¿Por qué el calentador de baño no explota?
¿Alguna vez se ha preguntado por qué el calentador por infrarrojos del baño no se rompe en pedazos tan pronto como cae una gota de agua sobre él?
Piénselo: tenemos una lámpara que funciona a 800 °C, es decir, a una temperatura extremadamente alta. Si una pequeña gota de agua cae sobre el cristal, en un tubo de cuarzo normal eso significaría desastre. El cristal se contrae demasiado rápido en ese punto, lo que genera estrés y, finalmente, el cristal se rompe en pedazos.
Por eso utilizamos cuarzo resistente a las explosiones.
El secreto está en las capas.
El cuarzo ya es bastante bueno para soportar altas temperaturas, pero no es invencible. Para garantizar seguridad, diseñamos estos tubos con una capa exterior reforzada. Si el cristal interior se rompe, esta capa externa evita que los fragmentos salgan del tubo. Es como una especie de “póliza de seguro” para la piel.

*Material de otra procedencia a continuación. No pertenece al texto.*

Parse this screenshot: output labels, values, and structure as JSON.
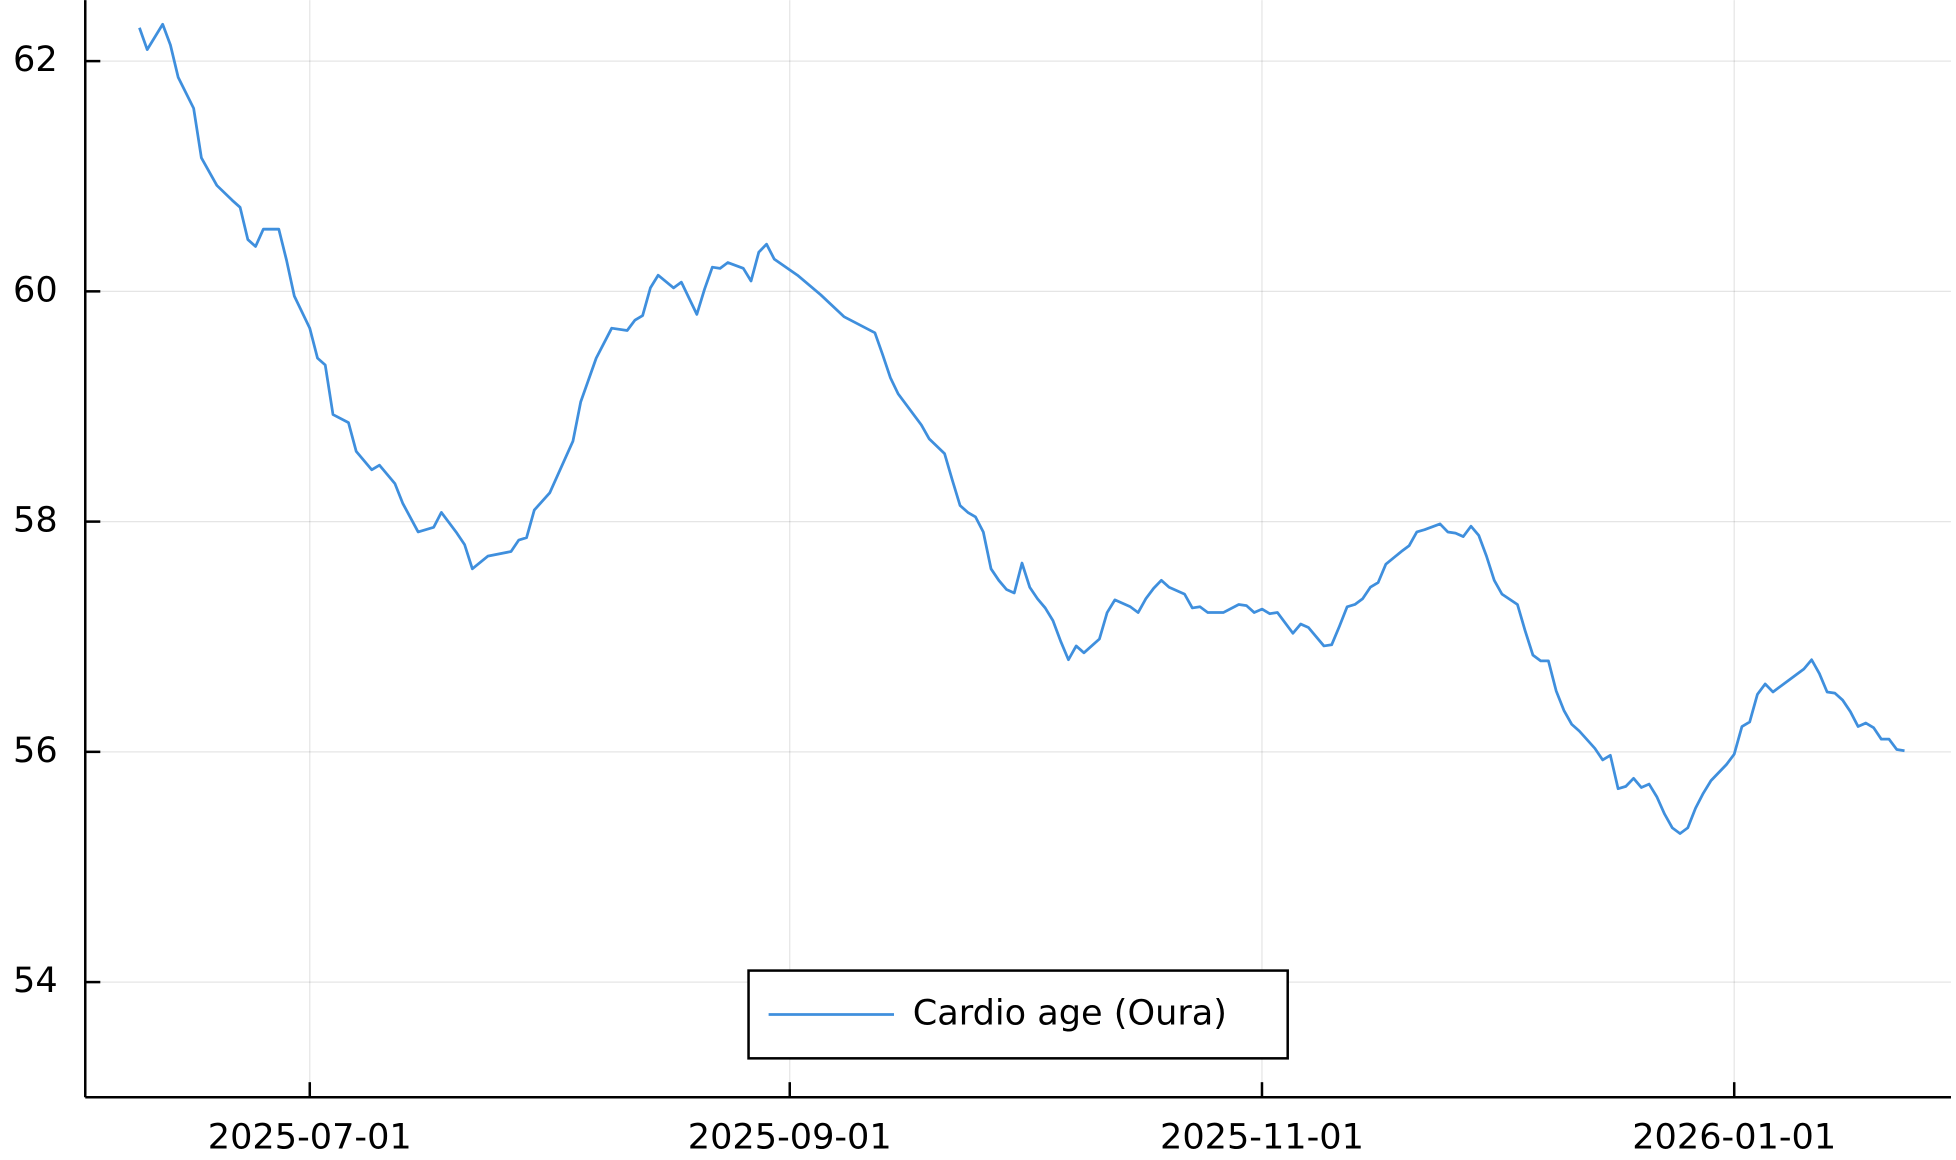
{
  "chart_data": {
    "type": "line",
    "legend": "bottom",
    "grid": true,
    "xlim": [
      "2025-06-02",
      "2026-01-29"
    ],
    "xticks": [
      "2025-07-01",
      "2025-09-01",
      "2025-11-01",
      "2026-01-01"
    ],
    "ylim": [
      53.0,
      62.53
    ],
    "yticks": [
      54,
      56,
      58,
      60,
      62
    ],
    "x": [
      "2025-06-09",
      "2025-06-10",
      "2025-06-12",
      "2025-06-13",
      "2025-06-14",
      "2025-06-16",
      "2025-06-17",
      "2025-06-19",
      "2025-06-21",
      "2025-06-22",
      "2025-06-23",
      "2025-06-24",
      "2025-06-25",
      "2025-06-27",
      "2025-06-28",
      "2025-06-29",
      "2025-07-01",
      "2025-07-02",
      "2025-07-03",
      "2025-07-04",
      "2025-07-06",
      "2025-07-07",
      "2025-07-09",
      "2025-07-10",
      "2025-07-12",
      "2025-07-13",
      "2025-07-15",
      "2025-07-17",
      "2025-07-18",
      "2025-07-20",
      "2025-07-21",
      "2025-07-22",
      "2025-07-24",
      "2025-07-27",
      "2025-07-28",
      "2025-07-29",
      "2025-07-30",
      "2025-08-01",
      "2025-08-03",
      "2025-08-04",
      "2025-08-05",
      "2025-08-06",
      "2025-08-07",
      "2025-08-09",
      "2025-08-11",
      "2025-08-12",
      "2025-08-13",
      "2025-08-14",
      "2025-08-15",
      "2025-08-17",
      "2025-08-18",
      "2025-08-20",
      "2025-08-21",
      "2025-08-22",
      "2025-08-23",
      "2025-08-24",
      "2025-08-26",
      "2025-08-27",
      "2025-08-28",
      "2025-08-29",
      "2025-08-30",
      "2025-09-02",
      "2025-09-05",
      "2025-09-08",
      "2025-09-12",
      "2025-09-13",
      "2025-09-14",
      "2025-09-15",
      "2025-09-18",
      "2025-09-19",
      "2025-09-21",
      "2025-09-22",
      "2025-09-23",
      "2025-09-24",
      "2025-09-25",
      "2025-09-26",
      "2025-09-27",
      "2025-09-28",
      "2025-09-29",
      "2025-09-30",
      "2025-10-01",
      "2025-10-02",
      "2025-10-03",
      "2025-10-04",
      "2025-10-05",
      "2025-10-06",
      "2025-10-07",
      "2025-10-08",
      "2025-10-09",
      "2025-10-11",
      "2025-10-12",
      "2025-10-13",
      "2025-10-15",
      "2025-10-16",
      "2025-10-17",
      "2025-10-18",
      "2025-10-19",
      "2025-10-20",
      "2025-10-22",
      "2025-10-23",
      "2025-10-24",
      "2025-10-25",
      "2025-10-27",
      "2025-10-29",
      "2025-10-30",
      "2025-10-31",
      "2025-11-01",
      "2025-11-02",
      "2025-11-03",
      "2025-11-05",
      "2025-11-06",
      "2025-11-07",
      "2025-11-09",
      "2025-11-10",
      "2025-11-11",
      "2025-11-12",
      "2025-11-13",
      "2025-11-14",
      "2025-11-15",
      "2025-11-16",
      "2025-11-17",
      "2025-11-19",
      "2025-11-20",
      "2025-11-21",
      "2025-11-22",
      "2025-11-24",
      "2025-11-25",
      "2025-11-26",
      "2025-11-27",
      "2025-11-28",
      "2025-11-29",
      "2025-11-30",
      "2025-12-01",
      "2025-12-02",
      "2025-12-04",
      "2025-12-05",
      "2025-12-06",
      "2025-12-07",
      "2025-12-08",
      "2025-12-09",
      "2025-12-10",
      "2025-12-11",
      "2025-12-12",
      "2025-12-14",
      "2025-12-15",
      "2025-12-16",
      "2025-12-17",
      "2025-12-18",
      "2025-12-19",
      "2025-12-20",
      "2025-12-21",
      "2025-12-22",
      "2025-12-23",
      "2025-12-24",
      "2025-12-25",
      "2025-12-26",
      "2025-12-27",
      "2025-12-28",
      "2025-12-29",
      "2025-12-31",
      "2026-01-01",
      "2026-01-02",
      "2026-01-03",
      "2026-01-04",
      "2026-01-05",
      "2026-01-06",
      "2026-01-08",
      "2026-01-10",
      "2026-01-11",
      "2026-01-12",
      "2026-01-13",
      "2026-01-14",
      "2026-01-15",
      "2026-01-16",
      "2026-01-17",
      "2026-01-18",
      "2026-01-19",
      "2026-01-20",
      "2026-01-21",
      "2026-01-22",
      "2026-01-23"
    ],
    "series": [
      {
        "name": "Cardio age (Oura)",
        "color": "#3f8fdd",
        "values": [
          62.29,
          62.1,
          62.32,
          62.14,
          61.86,
          61.59,
          61.16,
          60.92,
          60.79,
          60.73,
          60.45,
          60.39,
          60.54,
          60.54,
          60.27,
          59.96,
          59.68,
          59.42,
          59.36,
          58.93,
          58.86,
          58.61,
          58.45,
          58.49,
          58.33,
          58.16,
          57.91,
          57.95,
          58.08,
          57.9,
          57.8,
          57.59,
          57.7,
          57.74,
          57.84,
          57.86,
          58.1,
          58.25,
          58.55,
          58.7,
          59.04,
          59.23,
          59.42,
          59.68,
          59.66,
          59.75,
          59.79,
          60.03,
          60.14,
          60.03,
          60.08,
          59.8,
          60.02,
          60.21,
          60.2,
          60.25,
          60.2,
          60.09,
          60.34,
          60.41,
          60.28,
          60.14,
          59.97,
          59.78,
          59.64,
          59.45,
          59.25,
          59.11,
          58.84,
          58.72,
          58.59,
          58.36,
          58.14,
          58.08,
          58.04,
          57.91,
          57.59,
          57.49,
          57.41,
          57.38,
          57.64,
          57.43,
          57.33,
          57.25,
          57.14,
          56.96,
          56.8,
          56.92,
          56.86,
          56.98,
          57.21,
          57.32,
          57.26,
          57.21,
          57.33,
          57.42,
          57.49,
          57.43,
          57.37,
          57.25,
          57.26,
          57.21,
          57.21,
          57.28,
          57.27,
          57.21,
          57.24,
          57.2,
          57.21,
          57.03,
          57.11,
          57.08,
          56.92,
          56.93,
          57.09,
          57.26,
          57.28,
          57.33,
          57.43,
          57.47,
          57.63,
          57.74,
          57.79,
          57.91,
          57.93,
          57.98,
          57.91,
          57.9,
          57.87,
          57.96,
          57.88,
          57.7,
          57.49,
          57.37,
          57.28,
          57.05,
          56.84,
          56.79,
          56.79,
          56.53,
          56.36,
          56.24,
          56.18,
          56.03,
          55.93,
          55.97,
          55.68,
          55.7,
          55.77,
          55.69,
          55.72,
          55.61,
          55.46,
          55.34,
          55.29,
          55.34,
          55.51,
          55.64,
          55.75,
          55.89,
          55.98,
          56.22,
          56.26,
          56.5,
          56.59,
          56.52,
          56.62,
          56.72,
          56.8,
          56.68,
          56.52,
          56.51,
          56.45,
          56.35,
          56.22,
          56.25,
          56.21,
          56.11,
          56.11,
          56.02,
          56.01
        ]
      }
    ]
  }
}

¿Qué sucede realmente dentro del tubo?
Comenzamos con cuarzo de alta pureza, porque queremos que tanto calor sea posible transmitido al usuario. Luego está el filamento de tungsteno. Pasamos mucho tiempo ajustando la cantidad de energía que consume y su duración. Queremos que la lámpara esté caliente, pero no queremos tener que reemplazarla cada pocos meses.
La mayoría de estos dispositivos utilizan conectores tipo R7, lo que hace que su reemplazo sea sencillo. Pero hay un consejo: revise su reflector. Si está torcido o sucio, aparecerán zonas calientes en el cristal. Eso acelera el desgaste del tubo, sin importar cuán resistente sea a las explosiones.
El verdadero compromiso
Debo ser honesto: añadir esas capas de protección impide que parte del calor infrarrojo llegue hasta usted. Se pierde un pequeño porcentaje de eficiencia en comparación con un trozo de cristal simple.
Pero, honestamente, en el baño, estoy dispuesto a hacer ese sacrificio cada vez. Prefiero perder el 2% de la eficiencia antes que tener que lidiar con una lámpara que explote mientras salgo de la ducha.
Una última cosa: asegúrese de que los cables puedan soportar la corriente máxima. Si los terminales se sobrecalientan, no importa cuán resistente sea el cristal. Mantíguelos fríos y bien conectados, y todo estará bien.